During live flight simulator trials at the hangar, media representatives witnessed this software intervention firsthand. When an operator aggressively rolled the flight stick hard to the right—a move that would trigger a dangerous aerodynamic stall or steep spiral dive in a standard aircraft—the Airhart flight computer automatically managed the throttle, coordinated the turn rates, and held a stable altitude, keeping the machine perfectly inside its safe flight envelope.
This system proved equally transformative during the landing phase. During descent, once the operator lined up the basic location and direction vectors, the aircraft smoothly managed its own glide path to touch down gracefully, requiring no complex manual throttle or pitch micro-adjustments.
To ensure this level of software dependence never introduces a single point of failure, the avionics run on a triply-redundant architecture. Dual independent sensor clusters continuously stream diagnostic and positional information from low-cost, automotive-grade MEMS gyroscopes, accelerometers, and GPS units into the system. From there, three hardened flight computers ingest the data simultaneously, running complex aerodynamic algorithms in parallel millions of times per second.
These three separate units constantly vote on the required control surface outputs. If a bit-flip, power interruption, or kernel hang freezes one computer, it is instantly outvoted and bypassed seamlessly. Once the system validates the digital command, it fires the instructions directly to servo actuators that mechanically manipulate the ailerons, elevators, and split rudders.
Navigating the Regulatory Sky: The MOSAIC Tailwind
Airhart’s commercial timeline is accelerating rapidly thanks to sweeping regulatory changes from the Federal Aviation Administration (FAA). The FAA’s newly enacted MOSAIC (Modernization of Special Airworthiness Certification) regulations have fundamentally expanded the boundaries of the Light Sport Aircraft (LSA) category.
Under legacy rules, LSAs were strictly limited to tiny, slow two-seaters. Under the modern MOSAIC framework, the FAA now permits 4-seat configurations, higher clean-stall speeds, and alternative propulsion setups (including hybrid and electric systems). Crucially, MOSAIC includes structural provisions that grant sport pilots the right to operate advanced aircraft with “simplified flight control” schemes like Airhart’s, creating a direct legal pathway to bypass hundreds of hours of traditional training.
The company’s commercial rollout follows a highly structured multi-year development trajectory. After successfully validating its first prototype flight envelope in 2023, Airhart proved its long-distance reliability last year by completing a full transcontinental cross-country flight across the United States.

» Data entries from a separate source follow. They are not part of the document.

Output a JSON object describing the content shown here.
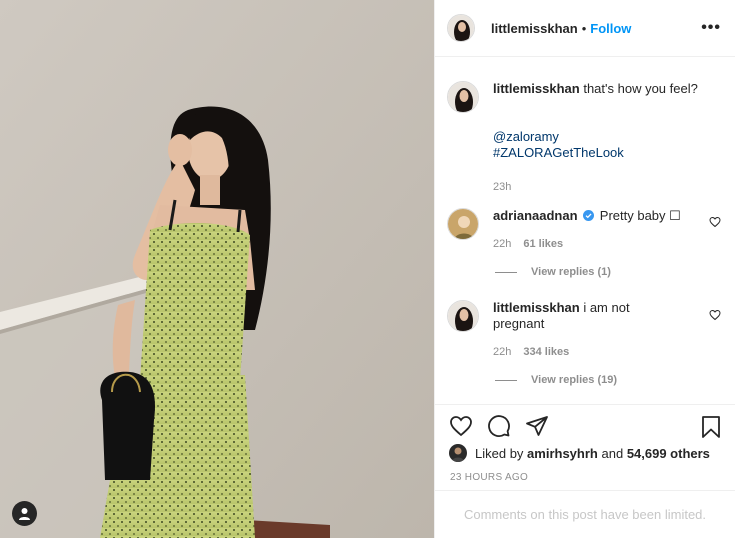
{
  "post": {
    "username": "littlemisskhan",
    "follow_label": "Follow",
    "separator": "•",
    "more_label": "•••"
  },
  "caption": {
    "username": "littlemisskhan",
    "text": "that's how you feel?",
    "mention": "@zaloramy",
    "hashtag": "#ZALORAGetTheLook",
    "time": "23h"
  },
  "comments": [
    {
      "username": "adrianaadnan",
      "verified": true,
      "text": "Pretty baby",
      "emoji": "☐",
      "time": "22h",
      "likes": "61 likes",
      "replies": "View replies (1)"
    },
    {
      "username": "littlemisskhan",
      "verified": false,
      "text": "i am not pregnant",
      "time": "22h",
      "likes": "334 likes",
      "replies": "View replies (19)"
    }
  ],
  "likes_line": {
    "prefix": "Liked by",
    "user": "amirhsyhrh",
    "and": "and",
    "others": "54,699 others"
  },
  "timestamp": "23 HOURS AGO",
  "comments_limited": "Comments on this post have been limited.",
  "colors": {
    "accent": "#0095f6",
    "link": "#00376b",
    "muted": "#8e8e8e",
    "verified": "#3897f0"
  },
  "icons": [
    "heart-icon",
    "comment-icon",
    "share-icon",
    "bookmark-icon",
    "more-icon",
    "user-tag-icon",
    "verified-icon"
  ]
}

The startup is currently entering its next phase, kicking off its very first customer deliveries this year. While these initial, hand-built experimental models command a premium price tag, Ermoshkin’s long-term corporate roadmap is focused entirely on scaling production to activate massive industrial cost efficiencies. The ultimate milestone is to establish high-volume manufacturing lines by 2028, with a long-term goal of hitting an annual output of 10,000 units by 2035.
By replacing hyper-inflated, legacy custom aviation electronics with a modular, platform-agnostic fly-by-wire computer system, Airhart aims to eventually push the retail price of a brand-new family airplane down below $100,000—matching the safety of a family minivan and the usability of a standard car to transform general aviation into a mainstream consumer appliance.